Performances on the sidewalk in the town hall on Wednesday had a specific purpose. Arts and culture groups came together to call for more funding from the Philly budget.
Performers from drummers and jugglers to artists gathered at the city center to show where the city’s art and culture grants are headed.
The groups are asking for additional funding, including $ 1 million in extra money from the cultural fund to give to groups in particular need. The request also includes $ 4 million in money to organizations and institutions owned and operated by the city to cover their operating costs.
Patricia Wilson Aden of the Philadelphia Cultural Alliance said the $ 6.2 million they are asking for is “the minimum investment required. It’s essentially a drop in the bucket for the city’s total budget, which is more than $ 5.8 billion. So if you’re talking about $ 6 million, that’s less than 1%. ” She also pointed to the $ 800 million U.S. rescue funds that are available. “We all understand that there should be a fund for a rainy day, but we believe it will be a resource that will be very well spent.”
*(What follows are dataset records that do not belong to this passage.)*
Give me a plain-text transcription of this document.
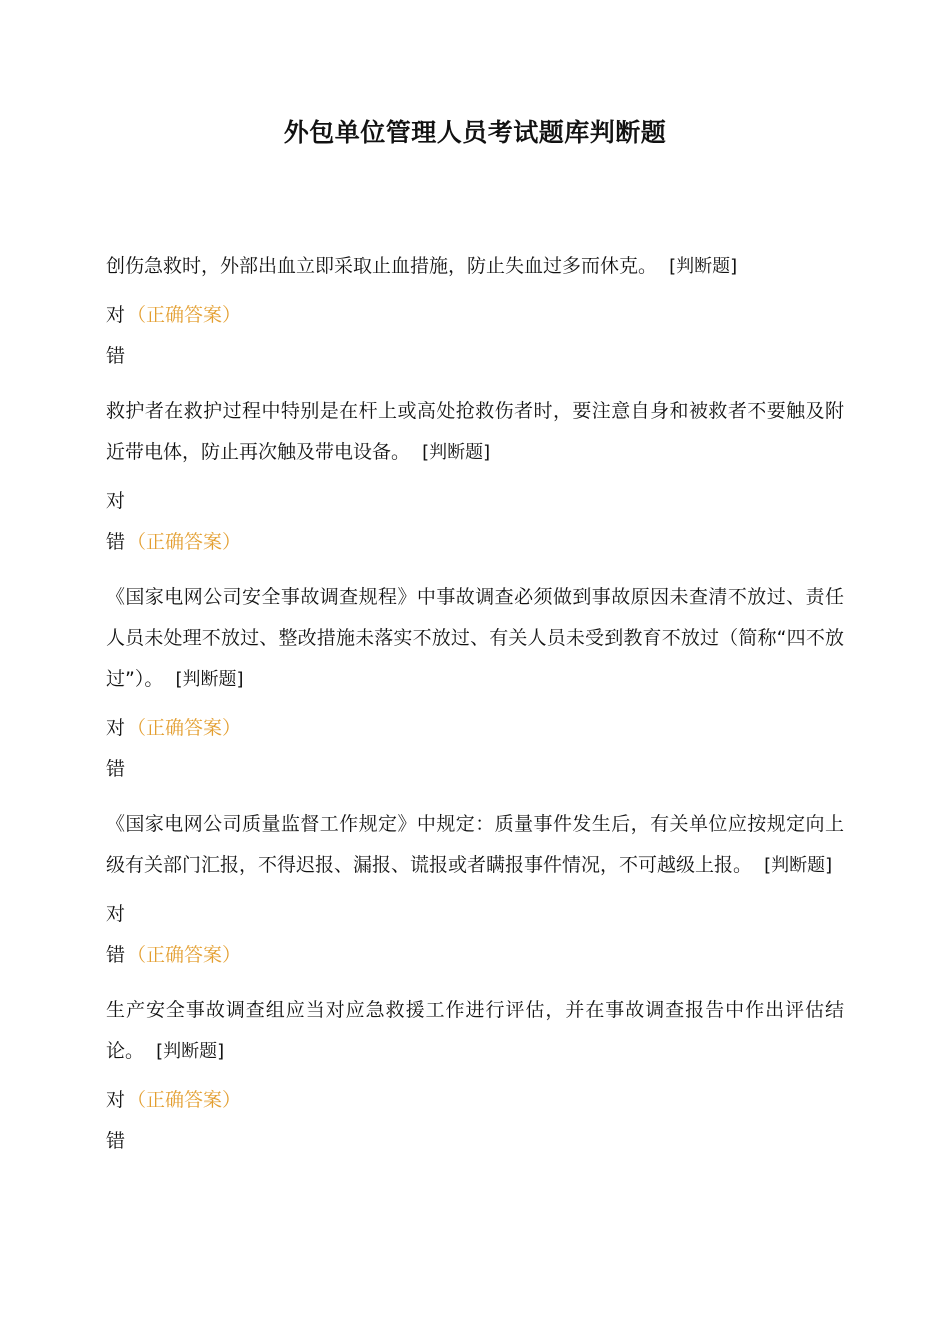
外包单位管理人员考试题库判断题

创伤急救时，外部出血立即采取止血措施，防止失血过多而休克。 [判断题]

对 （正确答案）

错

救护者在救护过程中特别是在杆上或高处抢救伤者时，要注意自身和被救者不要触及附近带电体，防止再次触及带电设备。 [判断题]

对

错 （正确答案）

《国家电网公司安全事故调查规程》中事故调查必须做到事故原因未查清不放过、责任人员未处理不放过、整改措施未落实不放过、有关人员未受到教育不放过（简称“四不放过”）。 [判断题]

对 （正确答案）

错

《国家电网公司质量监督工作规定》中规定：质量事件发生后，有关单位应按规定向上级有关部门汇报，不得迟报、漏报、谎报或者瞒报事件情况，不可越级上报。 [判断题]

对

错 （正确答案）

生产安全事故调查组应当对应急救援工作进行评估，并在事故调查报告中作出评估结论。 [判断题]

对 （正确答案）

错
Poet Denise Foreman also spoke with representatives of the art community and said that funding for art and cultural organizations in Philadelphia should be without a fight.
“Art is what feeds our spirit, it is that when things make sense, it creates community. We no longer ask; we need to fully fund the arts. ”
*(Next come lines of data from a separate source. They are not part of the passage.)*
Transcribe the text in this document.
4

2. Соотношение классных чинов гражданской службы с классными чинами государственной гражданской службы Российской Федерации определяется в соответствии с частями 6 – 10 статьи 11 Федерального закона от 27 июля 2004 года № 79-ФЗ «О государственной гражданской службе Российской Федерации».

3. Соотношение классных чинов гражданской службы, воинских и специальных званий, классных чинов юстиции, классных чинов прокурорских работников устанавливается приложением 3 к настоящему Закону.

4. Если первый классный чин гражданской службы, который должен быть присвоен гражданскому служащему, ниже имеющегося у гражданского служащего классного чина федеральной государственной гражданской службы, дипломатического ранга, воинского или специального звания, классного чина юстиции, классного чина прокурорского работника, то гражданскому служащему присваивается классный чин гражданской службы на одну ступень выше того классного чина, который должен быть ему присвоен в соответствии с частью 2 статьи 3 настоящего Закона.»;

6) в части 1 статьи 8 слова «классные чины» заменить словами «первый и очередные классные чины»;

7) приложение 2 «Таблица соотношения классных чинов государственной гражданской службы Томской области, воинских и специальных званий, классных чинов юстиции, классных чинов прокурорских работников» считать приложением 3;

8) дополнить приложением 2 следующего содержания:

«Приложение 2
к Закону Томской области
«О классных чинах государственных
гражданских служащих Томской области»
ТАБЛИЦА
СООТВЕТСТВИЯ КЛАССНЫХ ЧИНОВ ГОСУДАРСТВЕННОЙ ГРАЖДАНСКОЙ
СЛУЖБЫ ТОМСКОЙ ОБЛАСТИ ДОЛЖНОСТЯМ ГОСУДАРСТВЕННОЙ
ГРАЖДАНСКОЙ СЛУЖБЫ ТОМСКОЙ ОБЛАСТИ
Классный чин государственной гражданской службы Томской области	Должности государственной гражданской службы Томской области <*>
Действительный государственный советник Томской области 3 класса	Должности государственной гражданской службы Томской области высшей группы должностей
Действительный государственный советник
David Acosta is the artistic director of Casa de Duende, a group that commissions, oversees and produces art exhibitions and performances with contemporary artists. The focus of the group is the social significance of art. He said groups like him could stretch small grants.
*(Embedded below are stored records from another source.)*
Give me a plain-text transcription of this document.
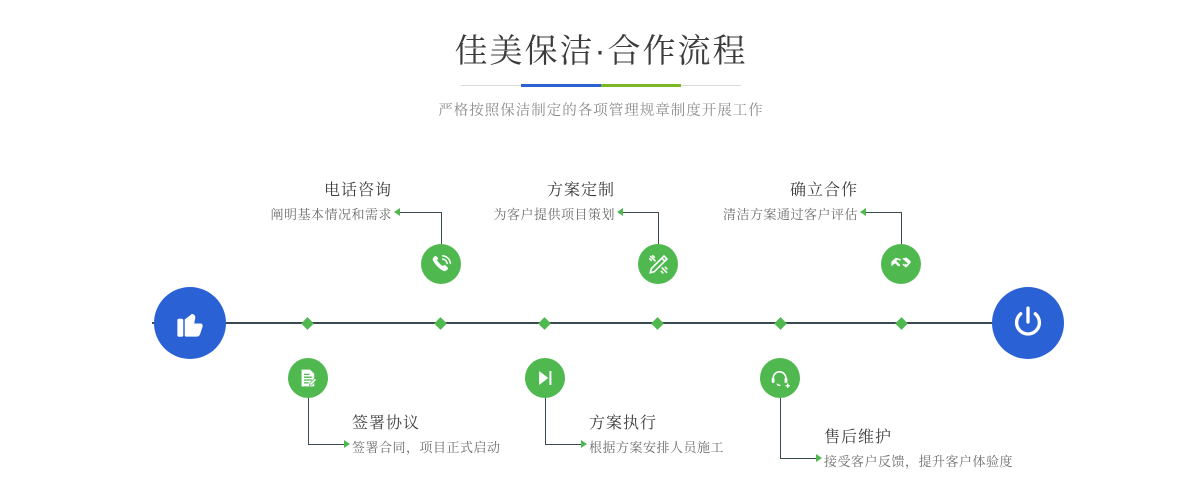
佳美保洁·合作流程

严格按照保洁制定的各项管理规章制度开展工作

电话咨询
阐明基本情况和需求
签署协议
签署合同，项目正式启动
方案定制
为客户提供项目策划
方案执行
根据方案安排人员施工
确立合作
清洁方案通过客户评估
售后维护
接受客户反馈，提升客户体验度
“These grants really, you know, help support some of the small art organizations in the city, the most diverse both in terms of just the population and in terms of medium and artistic performance. And we are diverse because we cover all parts of the city, ”Acosta said.
Board member Derek Green was at the rally and said: “Every year we go to this dance where the administration cuts art and culture. We return the money to the budget. And then next year again cut the budget of artistic and cultural groups. And we returned the money. “
Green added that artistic and cultural groups are a means of deterring violence, which is very important at a time when the city is struggling with the problem of violence across the city.
He said the city’s art and culture act as a magnet that brings people back to Philadelphia from outside the city and from the suburbs.
This article first appeared on WYY.org.